Les outils conceptuels de l'espace sonore

Il est sûr que la représentation graphique du projet sous une forme géométrique aide à penser sur la perception visuelle de l'espace. C'est ainsi que la CAO permet de simuler les variations d'aspect d'un lieu suivant les différents points de vue d'un parcours; ce qui était tenté autrefois au moyen d'une maquette et d'une caméra endoscopique.

En retour cette forme d'abstraction de l'espace perçu n'apporte aucune indication sur l'expérience sonore prévisible, laquelle exige l'emploi d'outils de simulation acoustique qui existent certes (tels que développés en particulier par le CSTB), mais restent encore peu répandus et se trouvent plutôt réservés à l'étude de projets spécialisés dans l'écoute musicale.

C'est ainsi qu'il existe aujourd'hui la possibilité de prédire des ambiances sonores résultant de différentes sources à caractère naturel, technologique ou humain suivant des dispositions architecturales propres à la géométrie des lieux, à leur perméabilité acoustique et aux traitements de surface.

Pour autant la conception de l'espace sonore des lieux courants reste encore très embryonnaire en dépit d'un questionnement posé depuis plus de quarante années, initié en particulier par Loïc Hamayon à l'École Spéciale d'Architecture.

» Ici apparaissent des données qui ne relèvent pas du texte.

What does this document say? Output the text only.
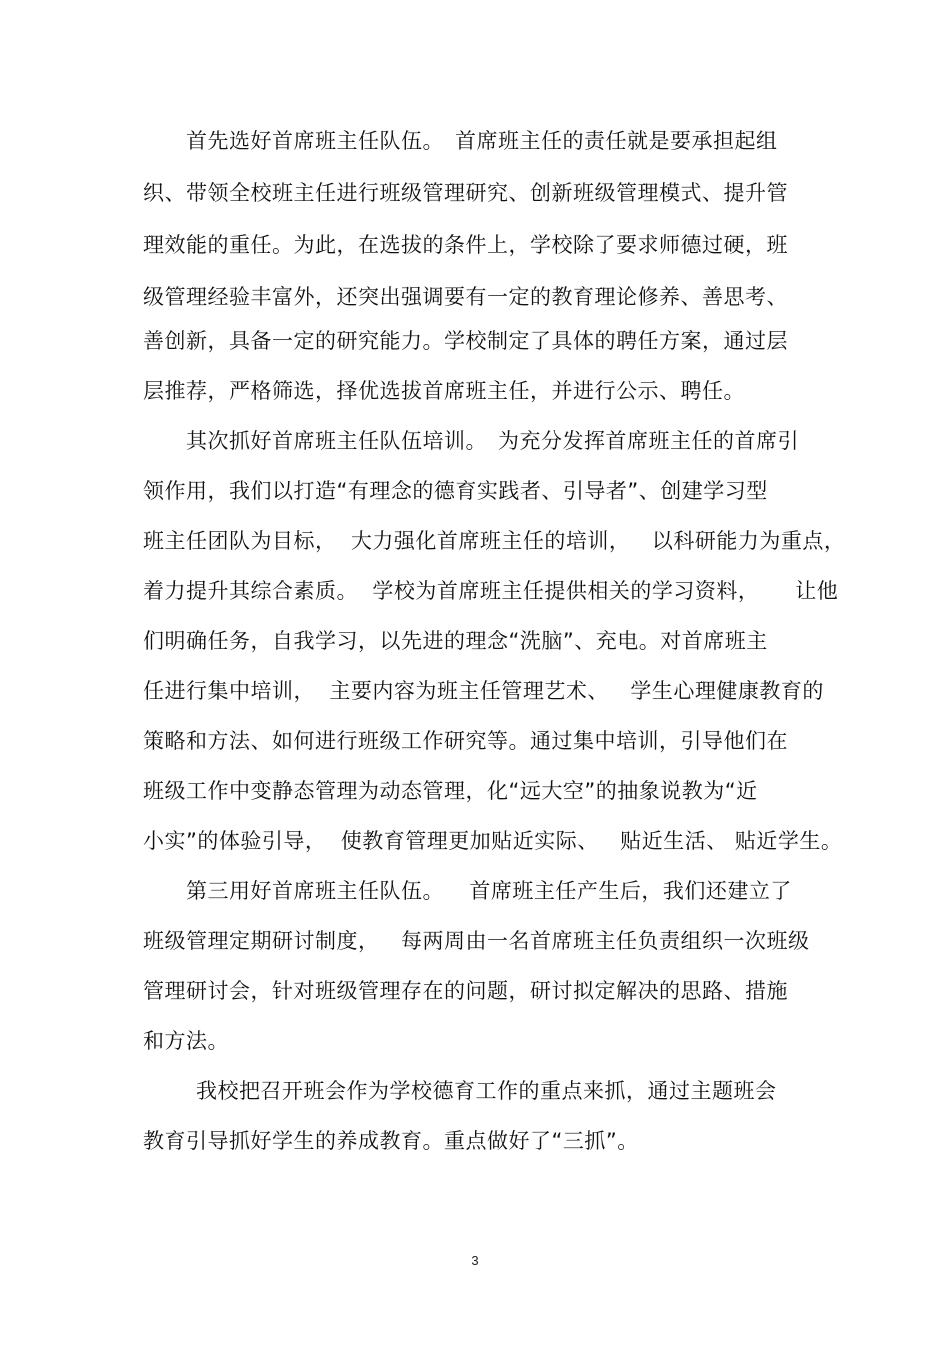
首先选好首席班主任队伍。　首席班主任的责任就是要承担起组
织、带领全校班主任进行班级管理研究、创新班级管理模式、提升管
理效能的重任。为此，在选拔的条件上，学校除了要求师德过硬，班
级管理经验丰富外，还突出强调要有一定的教育理论修养、善思考、
善创新，具备一定的研究能力。学校制定了具体的聘任方案，通过层
层推荐，严格筛选，择优选拔首席班主任，并进行公示、聘任。
其次抓好首席班主任队伍培训。　为充分发挥首席班主任的首席引
领作用，我们以打造“有理念的德育实践者、引导者”、创建学习型
班主任团队为目标，  大力强化首席班主任的培训，   以科研能力为重点，
着力提升其综合素质。  学校为首席班主任提供相关的学习资料，     让他
们明确任务，自我学习，以先进的理念“洗脑”、充电。对首席班主
任进行集中培训，  主要内容为班主任管理艺术、   学生心理健康教育的
策略和方法、如何进行班级工作研究等。通过集中培训，引导他们在
班级工作中变静态管理为动态管理，化“远大空”的抽象说教为“近
小实”的体验引导，  使教育管理更加贴近实际、   贴近生活、 贴近学生。
第三用好首席班主任队伍。　  首席班主任产生后，我们还建立了
班级管理定期研讨制度，   每两周由一名首席班主任负责组织一次班级
管理研讨会，针对班级管理存在的问题，研讨拟定解决的思路、措施
和方法。
我校把召开班会作为学校德育工作的重点来抓，通过主题班会
教育引导抓好学生的养成教育。重点做好了“三抓”。
3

Remarquons encore la dégradation de l'enseignement de l'acoustique dans les écoles d'architecture lorsqu'il existait même dans les années soixante-dix une option de 3ème cycle dite en "acoustique architecturale" à l'UP3/ENSAV et que l'enseignement de la matière dans cette même école s'est trouvé réduit d'année en année pour ne plus subsister aujourd'hui que sous la forme d'une conférence ou deux sur l'ensemble du cycle de formation d'un architecte.


L'action des Conseils national et départementaux de l'Ordre

"Resserrer les liens entre architecte et utilisateur final", tel que proposé comme objectif par Christine Leconte, suppose en conséquence de conduire une vaste action nationale de sensibilisation des architectes aux impacts sonores du projet a minima dans le cadre de la formation obligatoire.

Étant rappelé dans l'entretien du Moniteur par la nouvelle présidente de l'Ordre qu'il revient à ce dernier de conseiller la puissance publique, sans doute pourrait-il encore être recommandé à l'instance nationale de saisir la Direction de l'architecture et du patrimoine en vue d'un renforcement de l'enseignement du sonore dans les écoles nationales d'architecture.